- Theatrical release poster
- Directed by: Erle C. Kenton
- Written by: Damon Runyon Allen Boretz John Grant
- Produced by: Alex Gottlieb
- Starring: Bud Abbott Lou Costello Grace McDonald Cecil Kellaway Eugene Pallette
- Cinematography: Charles Van Enger
- Edited by: Frank Gross
- Music by: Harry Revel
- Distributed by: Universal Pictures
- Release date: March 10, 1943;
- Running time: 80 min
- Country: United States
- Language: English
- Box office: $1.6 million (US rentals)

= It Ain't Hay =

1943 film by Erle C. Kenton

It Ain't Hay is a 1943 film starring the comedy team of Abbott and Costello.

==Plot==
Cab driver Wilbur Hoolihan accidentally kills a hack horse owned by King O'Hara and his daughter, Princess O’Hara, by feeding it candy. In hopes of raising enough money to replace it, he and his friend Grover Mockridge visit a crooked gambling parlor. They win enough money, but before they can purchase a new horse, a con man swindles Wilbur out of the cash. Some touts inform Wilbur and Grover that an old horse is available for free at one of the upstate tracks. They visit the track but mistakenly take the wrong horse, a champion by the name of Tea Biscuit, and present the horse to O'Hara.

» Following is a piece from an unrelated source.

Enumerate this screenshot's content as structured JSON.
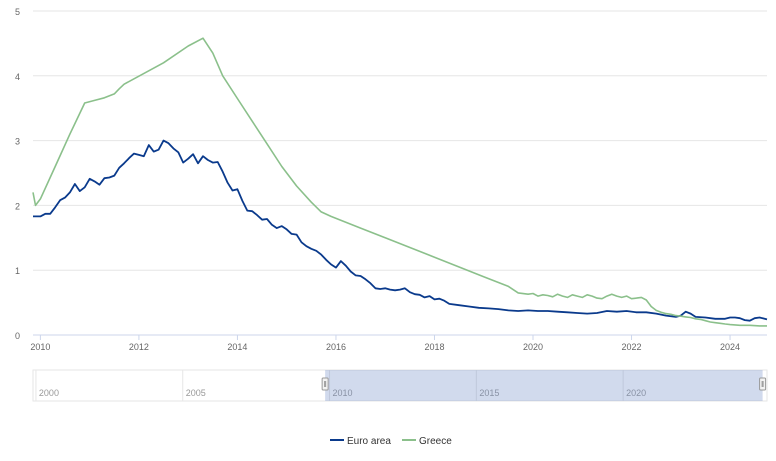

Tea Biscuit's owner, Col. Brainard, offers a reward for the return of the horse. By this time, O'Hara has taken a fare up to Saratoga. Wilbur and Grover, realizing their error, drive to Saratoga to find O'Hara. The three touts also realize that Wilbur and Grover took Tea Biscuit, and trail them hoping to recover the horse and collect the reward. Wilbur and Grover manage to find O'Hara and hide Tea Biscuit in their hotel room, but they are hounded by the house detective, Warner, who was tipped off by the touts. Fleeing Warner, Wilbur rides the horse but ends up at the track in time for a big race. The three touts and Warner converge on the track and confront Grover, who makes a deal with them to turn over the horse Wilbur riding for $100. Grover then uses that money to bet on Tea Biscuit. Before the race, Wilbur is thrown off Tea Biscuit and lands on Rhubarb, and Rhubarb's jockey saddles up Tea Biscuit. With a real jockey aboard, Tea Biscuit wins the race while Wilbur and Rhubarb come in last. Warner and the touts take Wilbur's horse, which they believe is Tea Biscuit, to Col. Brainard for the reward, but it is the wrong horse. Grover holds the only winning ticket on Tea Biscuit, and uses the windfall to buy O'Hara a replacement horse.

==Cast==
- Bud Abbott as Grover Mockridge
- Lou Costello as Wilbur Hoolihan
- Grace McDonald as Kitty McGloin
- Cecil Kellaway as King O'Hara
- Eugene Pallette as Gregory Warner
- Patsy O'Connor as Peggy / Princess O'Hara
- Leighton Noble as Pvt. Joe Collins
- Shemp Howard as Umbrella Sam
- Samuel S. Hinds as Col. Brainard
- Eddie Quillan as Harry the Horse
- Richard Lane as Slicker
- Andrew Tombes as Big-Hearted Charlie
- Wade Boteler as Reilly
- Selmer Jackson as Grant
- The Four Step Brothers
- The Vagabonds
- Mike Mazurki as Bouncer (Uncredited)
- Herb Vigran as Man in the Back Room (Uncredited)
- Pierre Watkin as Major Harper (Uncredited)

==Production==
It Ain't Hay is based upon the Damon Runyon story, Princess O'Hara, which Universal first made into a film in 1935 with Chester Morris.

Filming of this picture began on September 28, 1942, and lasted until November 11. Lou's brother Pat Costello was used as his stunt-double in the "headless horseman" sequence.

It was during production, on November 6, that Lou's wife Anne gave birth to their son, Lou "Butch" Costello Jr.

==Fourth wall==
There is a scene that breaks the fourth wall: Wilbur and Grover are in their apartment when someone knocks at the door. Grover says, "Go answer the door, it might be Warner." Wilbur answers, "It won't do no good, we're signed up with Universal." Abbott and Costello had a long-term contract with Universal Pictures at the time. Also, in the beginning of the movie, someone asks Shemp Howard's character why he's carrying an umbrella when it isn't raining. He answers, "Who knows? I'm a Damon Runyon character."

==Home media==
It Ain't Hay was released on DVD on October 28, 2008, as part of Abbott and Costello: The Complete Universal Pictures Collection. The film's studio-authorized DVD release had been delayed for many years due to legal issues with the estate of Damon Runyon.